Big Talbot Island State Park is home to one of Florida’s most unique seal islands and beach communities. This premier Florida state park is the perfect location for wildlife viewing, exploring diverse habitats and of course, Boneyard Beach. Boneyard Beach is home to a huge collection of protected driftwood. Driftwood is an understatement as many of the ocean bleached “bones” are from towering ancient oaks and huge fallen cedar trees that litter the entire beach for miles.
Big Talbot Island State Park was used by the early Native Americans for thousands of years before European settlers arrived. In 1562 when the French Huguenots arrived on these shores, they found a large culture of Natives, naming them Timuctuan. Many of Florida’s landmarks are named after Timuctuan words, even Florida’s capitol, Tallahassee which means abandoned town.

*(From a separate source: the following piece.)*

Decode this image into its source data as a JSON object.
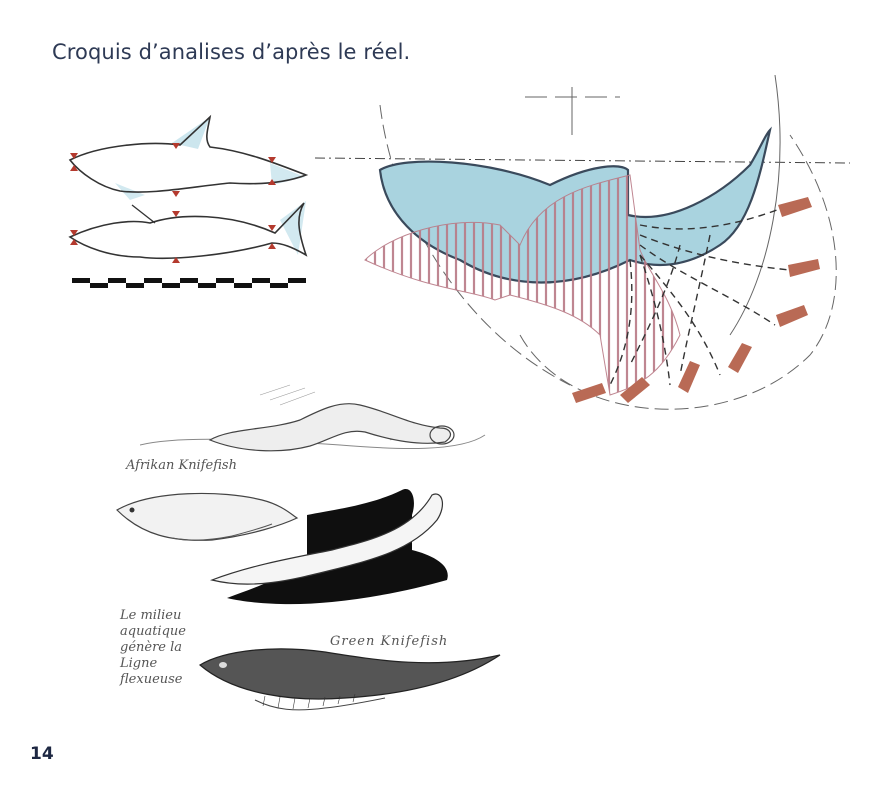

By the time English explorer General James Oglethorpe arrived here in 1735, the Timuctuan had all perished. He named the islands after Charles Baron Talbot, the Lord High Chancellor of England. The area was converted into plantations that served the United Kingdom and it residents for many years to come. It would be another 100 years before Florida eventually became a state.

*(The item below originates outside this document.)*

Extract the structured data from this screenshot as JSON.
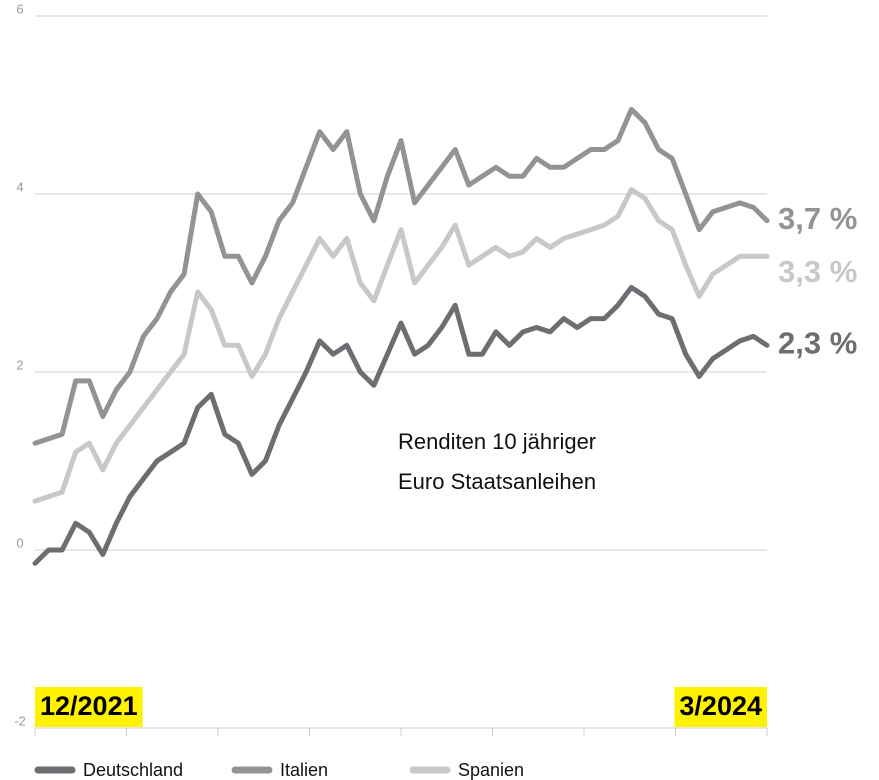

Today, the plantations are all gone, the forests have grown back and nature has reclaimed this once populated northeastern Florida barrier island. It is now home to some of Florida’s most unique hiking trails, fishing grounds and kayaking experiences in the state.

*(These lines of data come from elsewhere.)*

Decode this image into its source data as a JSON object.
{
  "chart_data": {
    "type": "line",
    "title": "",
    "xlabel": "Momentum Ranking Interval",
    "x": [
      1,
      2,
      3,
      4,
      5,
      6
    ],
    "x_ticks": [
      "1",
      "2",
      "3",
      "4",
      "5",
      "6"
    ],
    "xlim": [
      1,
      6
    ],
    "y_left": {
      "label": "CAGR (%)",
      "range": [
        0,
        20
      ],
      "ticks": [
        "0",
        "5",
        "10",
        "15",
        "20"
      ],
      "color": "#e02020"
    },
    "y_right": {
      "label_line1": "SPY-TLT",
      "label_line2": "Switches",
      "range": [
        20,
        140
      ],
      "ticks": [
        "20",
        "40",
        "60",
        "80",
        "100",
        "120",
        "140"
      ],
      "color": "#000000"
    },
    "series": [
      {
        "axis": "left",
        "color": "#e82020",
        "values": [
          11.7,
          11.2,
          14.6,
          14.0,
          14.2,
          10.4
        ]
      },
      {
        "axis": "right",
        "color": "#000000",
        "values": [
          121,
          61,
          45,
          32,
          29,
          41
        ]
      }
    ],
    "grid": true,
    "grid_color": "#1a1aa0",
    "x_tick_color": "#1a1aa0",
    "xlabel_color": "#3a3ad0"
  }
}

Kayaking has to be one of the most popular amenities in the park. Located between Big and Little Talbot Islands State Parks, Kayak Amelia and the Long Island Outfitters offer guide services, specialized kayaking adventures and kayak/canoe rentals fro guests of any of the seven Talbot Island State Parks. Reservations are always required for their many eco-trips and guided nature tours so call ahead at (904)251-0016.
If you have your own kayak, a $1 fee at the hand launch ramp will get you into the beautiful waters of the barrier islands many sloughs, marsh rivers and tidal inlets located at Big Talbot Island State Park. Access to the Atlantic Ocean is right around the corner from the ramp.
Kayaking and canoeing are just the beginning for boating adventures at Big Talbot Island State Park. A deep water boat ramp can allow you to take your motor boat into the Atlantic Ocean, Nassau Sound and the Intra-coastal Waterway for just a $4 fee.